數據結構基礎(18) --哈希表的設計與實現

哈希表

根據設定的哈希函數 H(key)和所選中的處理衝突的方法，將一組關鍵字映射到一個有限的、地址連續的地址集 (區間) 上，並以關鍵字在地址集中的“映像”作爲相應記錄在表中的存儲位置，如此構造所得的查找表稱之爲“哈希表”。

構造哈希函數的方法

1. 直接定址法(數組)

哈希函數爲關鍵字的線性函數H(key) = key 或者 H(key) = a*key + b

此法僅適合於：地址集合的大小 == 關鍵字集合的大小

2. 數字分析法

假設關鍵字集合中的每個關鍵字都是由 s 位數字組成 (u1, u2, …, us)，分析關鍵字集中的全體，並從中提取分佈均勻的若干位或它們的組合作爲地址。

此方法僅適合於:能預先估計出全體關鍵字的每一位上各種數字出現的頻度。

3. 平方取中法

以關鍵字的平方值的中間幾位作爲存儲地址。求“關鍵字的平方值”的目的是“擴大差別” ，同時平方值的中間各位又能受到整個關鍵字中各位的影響。
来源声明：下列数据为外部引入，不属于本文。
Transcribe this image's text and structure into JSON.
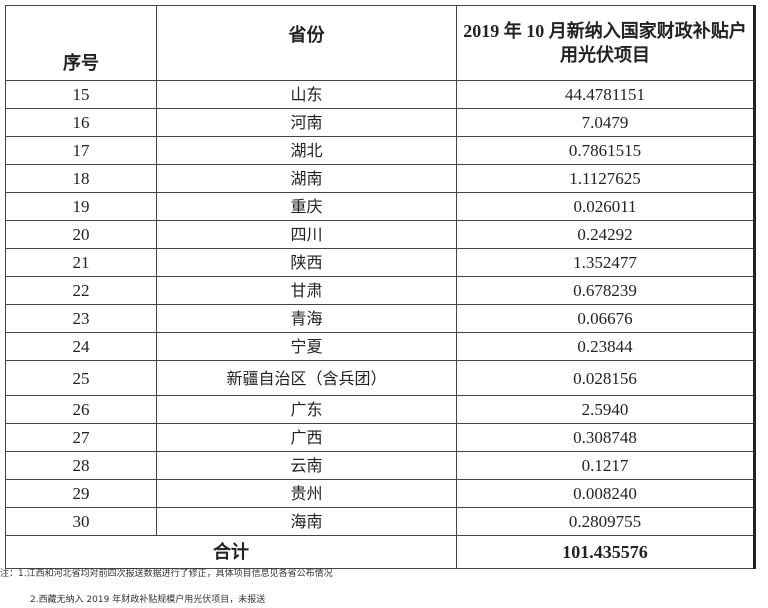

此方法適合於:關鍵字中的每一位都有某些數字重複出現頻度很高的現象。

4. 摺疊法

將關鍵字分割成若干部分，然後取它們的疊加和爲哈希地址。有兩種疊加處理的方法：移位疊加和間界疊加。

此方法適合於:關鍵字的數字位數特別多;

5. 除留餘數法

設定哈希函數爲:{H(key) = key % p | 其中,p≤m(表長)並且p 應爲不大於 m 的素數或是不含 20 以下的質因子}

爲什麼要對 p 加限制？

例如:給定一組關鍵字爲：12, 39, 18, 24, 33,21，若取 p=9, 則他們對應的哈希函數值將爲：3, 3, 0, 6, 6, 3;

可見，若 p 中含質因子 3，則所有含質因子 3 的關鍵字均映射到“3 的倍數”的地址上，從而增加了“衝突”的可能。

6. 隨機數法

設定哈希函數爲:H(key) = Random(key)其中，Random 爲僞隨機函數;

通常，此方法用於對長度不等的關鍵字構造哈希函數。

(如果關鍵字並不是數字, 則還需先對其進行數字化處理。)

實際造表時，採用何種構造哈希函數的方法取決於建表的關鍵字集合的情況(包括關鍵字的範圍和形態)，總的原則是使產生衝突的可能性降到儘可能地小(下面我們將以除留餘數法構造哈希函數)。

處理衝突的方法

“處理衝突” 的實際含義是：爲產生衝突的地址尋找下一個哈希地址。

1. 開放定址法

爲產生衝突的地址 H(key) 求得一個地址序列：{ H0, H1, …, Hs|1≤ s≤m-1}

其中: H0 = H(key)

Hi = ( H(key) + di ) % m {i=1, 2, …, s}

對增量 di 有三種取法：

1) 線性探測再散列
di = c * i 最簡單的情況 c=1

2) 平方探測再散列
di = 1^2, -1^2, 2^2, -2^2, …,

3) 隨機探測再散列
di 是一組僞隨機數列或者di=i×H2(key) (又稱雙散列函數探測)

注意：增量 di 應具有“完備性”,即:產生的 Hi 均不相同，且所產生的s(m-1)個 Hi 值能覆蓋哈希表中所有地址。則要求：

※ 平方探測時的表長 m 必爲形如 4j+3 的素數（如: 7, 11, 19, 23, … 等）；

※ 隨機探測時的 m 和 di 沒有公因子。

2. 鏈地址法(又稱拉鍊法)

將所有哈希地址相同的記錄都鏈接在同一鏈表中(我們將採用的方法)。

哈希表的設計與實現

[cpp]view
plain copy

//哈希表設計  

template <typename HashedObj>  

class HashTable  

{  

public:  

    typedef typename vector<HashedObj>::size_type size_type;  

public:  

    explicit HashTable(int tableSize = 101)  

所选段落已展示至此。